Ce constat ne traduit pas une défiance irrationnelle. Il exprime une exigence de clarté. Les épargnants attendent qu’on leur propose des solutions adaptées à leurs réalités. Le capital-investissement pourrait répondre à leurs nouveaux besoins, mais il se heurte à deux obstacles : son caractère purement financier et son caractère exclusif et opaque.
La perception du private equity doit changer. Pour cela, les fonds doivent transformer leur modèle en investissant dans les entreprises comme des entrepreneurs et moins comme de purs financiers : accompagner dans la durée des PME et des ETI, leur apporter un capital patient ainsi qu’une expertise opérationnelle, faire émerger des champions de leurs marchés et partager activement leurs risques comme leurs réussites.
Deuxième changement à opérer, le private equity ne doit plus être exclusif et opaque. Si le capital-investissement s’impose comme la classe d’actifs la plus performante sur le long terme avec un TRI net de 11 %, pourquoi devrait-elle rester l’apanage des seuls institutionnels ? L’épargnant individuel, qui soutient déjà l’économie via ses contrats d’assurance-vie et son PER doit pouvoir participer au financement de l’économie réelle, celle des champions de demain, dans des conditions strictes de transparence et de gouvernance.

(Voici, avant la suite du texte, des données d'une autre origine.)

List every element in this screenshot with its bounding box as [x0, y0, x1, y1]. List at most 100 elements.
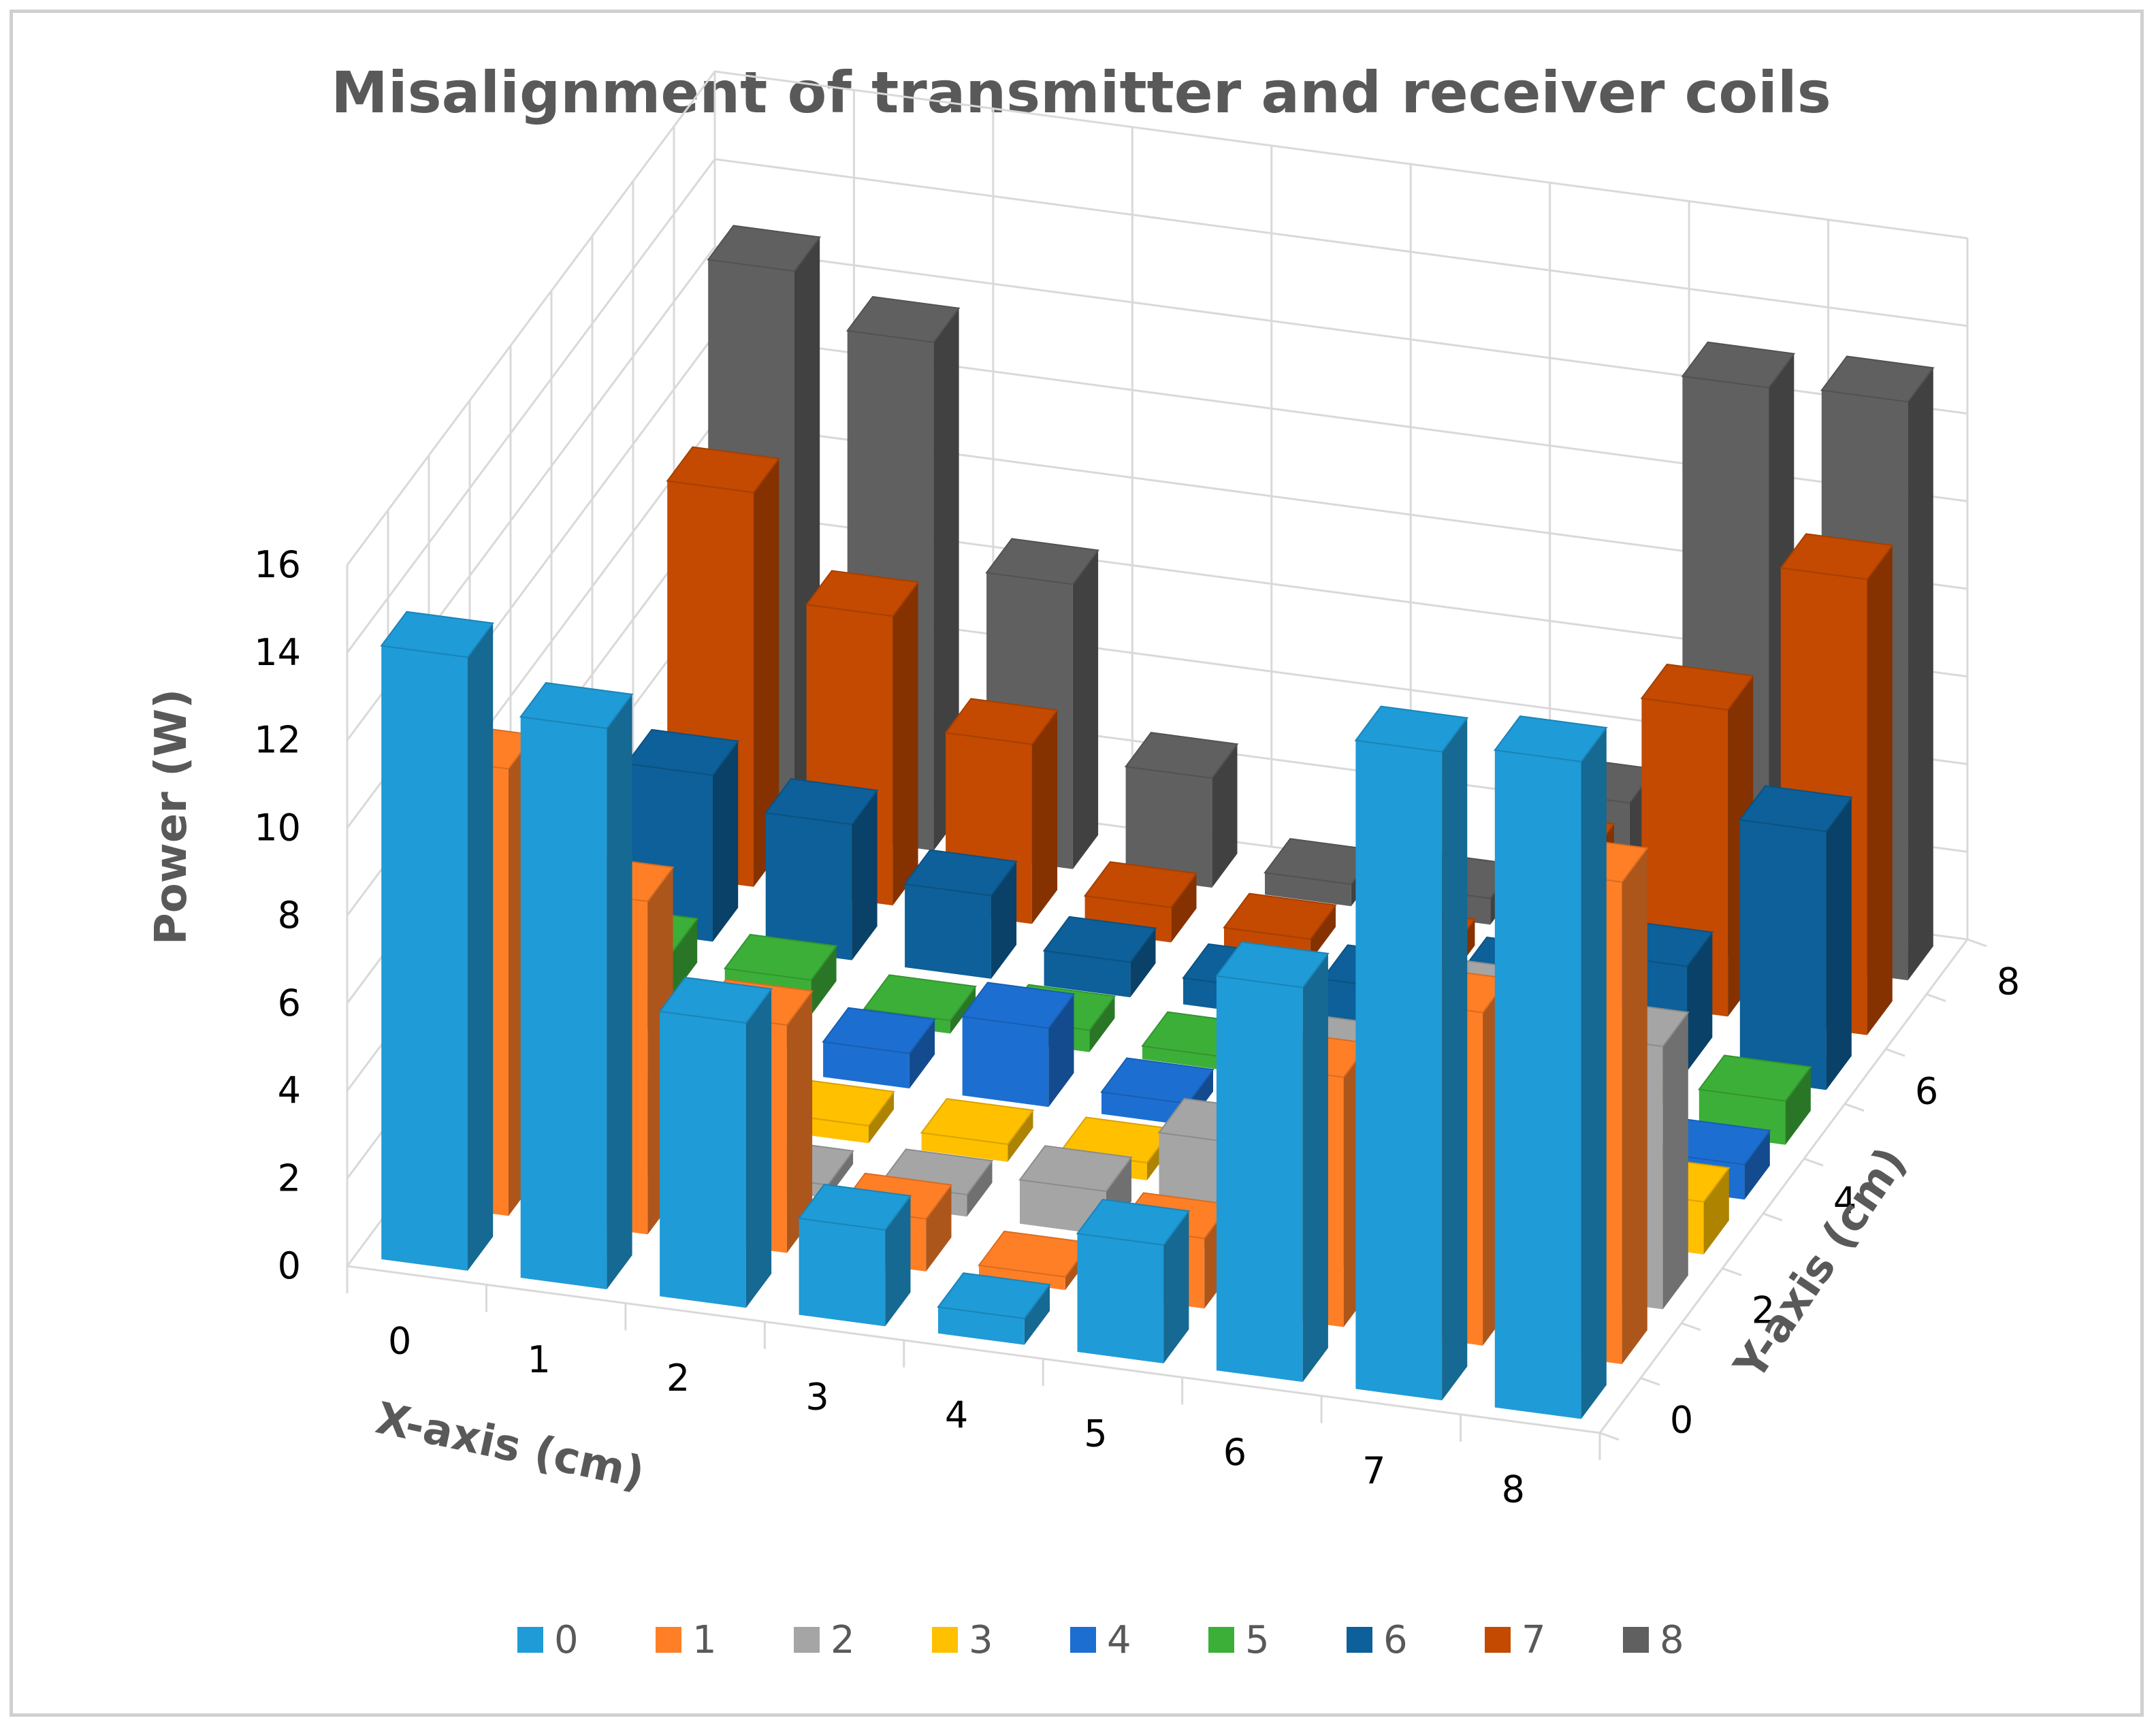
legend-swatch [1208, 1627, 1234, 1653]
x-tick-label: 8 [1502, 1468, 1525, 1510]
z-tick-label: 8 [278, 894, 301, 937]
bar-side-face [1622, 847, 1647, 1364]
bar-top-face [797, 1183, 912, 1231]
chart-title: Misalignment of transmitter and receiver… [331, 59, 1831, 126]
legend-item-7: 7 [1485, 1618, 1546, 1662]
bar-top-face [822, 1007, 936, 1054]
bar-top-face [920, 1098, 1035, 1146]
bar-top-face [380, 611, 495, 658]
bar-front-face [660, 1011, 746, 1308]
bar-top-face [985, 538, 1099, 585]
bar-front-face [765, 813, 852, 960]
bar-top-face [1779, 533, 1894, 581]
legend-label: 0 [554, 1618, 579, 1662]
bar-top-face [1640, 663, 1755, 711]
bar-8-3 [1124, 732, 1239, 888]
x-axis-ticks: 0 1 2 3 4 5 6 7 8 [388, 1320, 1525, 1511]
z-tick-label: 2 [278, 1157, 301, 1199]
y-axis-ticks: 0 2 4 6 8 [1670, 960, 2020, 1441]
x-tick-label: 3 [805, 1375, 828, 1418]
bar-top-face [1100, 1057, 1214, 1105]
bar-side-face [1048, 994, 1074, 1108]
bar-top-face [764, 778, 879, 826]
bar-front-face [823, 1041, 910, 1088]
legend-swatch [932, 1627, 958, 1653]
bar-side-face [852, 790, 878, 960]
y-tick-mark [1681, 1322, 1701, 1331]
chart-bars [380, 225, 1935, 1419]
bar-top-face [1076, 1199, 1191, 1246]
bar-top-face [1042, 916, 1157, 963]
bar-6-1 [764, 778, 879, 960]
x-tick-label: 0 [388, 1320, 411, 1363]
bar-front-face [905, 884, 991, 979]
bar-top-face [961, 982, 1076, 1029]
y-tick-mark [1926, 993, 1946, 1002]
bar-side-face [933, 308, 959, 851]
x-tick-label: 4 [945, 1394, 968, 1437]
bar-side-face [1662, 1012, 1688, 1310]
legend-label: 5 [1245, 1618, 1270, 1662]
bar-side-face [672, 918, 698, 997]
bar-top-face [707, 225, 822, 272]
bar-top-face [1124, 732, 1239, 779]
bar-side-face [468, 623, 494, 1271]
bar-front-face [1355, 740, 1443, 1401]
legend-label: 3 [969, 1618, 993, 1662]
legend-swatch [794, 1627, 820, 1653]
bar-top-face [519, 682, 634, 730]
bar-front-face [1077, 1233, 1164, 1363]
bar-top-face [1820, 355, 1935, 403]
bar-top-face [1083, 861, 1198, 909]
legend-item-8: 8 [1623, 1618, 1684, 1662]
bar-side-face [892, 582, 918, 906]
y-tick-label: 8 [1997, 960, 2020, 1003]
bar-side-face [754, 458, 779, 887]
bar-4-2 [822, 1007, 936, 1088]
bar-front-face [1101, 1092, 1188, 1126]
x-tick-label: 7 [1362, 1449, 1385, 1492]
legend-swatch [517, 1627, 543, 1653]
bar-top-face [863, 974, 977, 1022]
bar-top-face [1223, 892, 1337, 940]
legend-swatch [1485, 1627, 1511, 1653]
bar-6-3 [1042, 916, 1157, 998]
bar-front-face [1142, 1046, 1229, 1071]
bar-side-face [950, 986, 976, 1034]
bar-side-face [1031, 710, 1058, 924]
bar-top-face [1738, 785, 1853, 833]
y-tick-mark [1967, 938, 1987, 948]
bar-front-face [962, 1016, 1049, 1108]
bar-side-face [1024, 1284, 1050, 1345]
bar-side-face [885, 1195, 911, 1327]
bar-side-face [926, 1184, 952, 1272]
bar-side-face [1171, 873, 1197, 943]
bar-side-face [1302, 953, 1328, 1383]
y-axis-line [1598, 939, 1969, 1434]
bar-0-6 [1215, 941, 1330, 1383]
bar-0-7 [1354, 705, 1469, 1401]
legend-label: 2 [831, 1618, 855, 1662]
legend-item-6: 6 [1347, 1618, 1408, 1662]
z-tick-label: 14 [254, 631, 301, 674]
bar-top-face [944, 698, 1059, 745]
bar-0-4 [937, 1272, 1051, 1345]
y-tick-mark [1763, 1212, 1783, 1222]
legend-item-4: 4 [1070, 1618, 1131, 1662]
bar-side-face [1826, 797, 1852, 1090]
bar-side-face [1581, 728, 1607, 1419]
bar-front-face [1265, 873, 1351, 907]
bar-top-face [1354, 705, 1469, 753]
bar-0-0 [380, 611, 495, 1271]
bar-top-face [723, 933, 838, 981]
z-tick-label: 4 [278, 1069, 301, 1112]
legend-item-0: 0 [517, 1618, 579, 1662]
bar-top-face [1697, 1054, 1812, 1102]
z-tick-label: 12 [254, 719, 301, 762]
bar-top-face [1215, 941, 1330, 988]
bar-front-face [1044, 950, 1131, 998]
bar-front-face [1020, 1180, 1106, 1235]
bar-side-face [1008, 1110, 1033, 1162]
y-tick-mark [1844, 1103, 1865, 1112]
bar-side-face [713, 741, 739, 942]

Cette démocratisation doit se faire par étapes, avec méthode et dans une perspective de long terme, celle de la retraite, avec une duration moyenne de 24 ans. L’introduction progressive il y a dix ans du private equity au sein des contrats d’assurance-vie grand public, puis du PER depuis 2019, a constitué une rupture majeure. Elle a prouvé qu’un particulier pouvait accéder à des standards de gestion institutionnels.
Aujourd’hui, il faut franchir un nouveau cap en développant et en partageant des outils d’évaluation rigoureux et des indices publics clairs de performance, notamment pour les fonds à capital permanent dits « evergreen ». Car la confiance de l’épargnant ne naît pas des promesses. Elle se mesure et s’objective par la transparence des données.
Le chemin qui reste à parcourir demeure immense. La France ne consacre encore qu’une part infime de son épargne, 2 %, au non-coté, alors que les grands fonds américains y allouent près de 25 % de leurs actifs. Ce retard structurel n’est pas une fatalité. Il représente une formidable réserve de croissance pour nos entreprises comme pour notre pays, et un gisement de rendement pour le pouvoir d’achat des épargnants et la construction de leur retraite.
Ce fossé ne se comblera pas en sommant les Français de souscrire à des produits complexes qu’ils ne maîtrisent pas. Leurs attentes sont limpides : la protection ou la gestion du risque, une liquidité maîtrisée, une transparence totale des frais, la lisibilité de l’investissement, son sens, et une performance réelle. Pendant des décennies, l’industrie de l’épargne a présenté ces exigences comme inconciliables, opposant rendement et sécurité, performance et liquidité.
C’est précisément ce dilemme historique que l’ingénierie financière contemporaine doit dépasser. Non pas en diluant l’essence même du private equity pour le rendre grand public, mais en mettant l’expertise des professionnels au service d’une promesse tenue.
Les Français ne manquent ni d’épargne ni de discernement. Ils manquent de véhicules d’investissement conçus pour eux et de la confiance qu’on a trop rarement pris la peine de leur accorder. Il est temps de les écouter.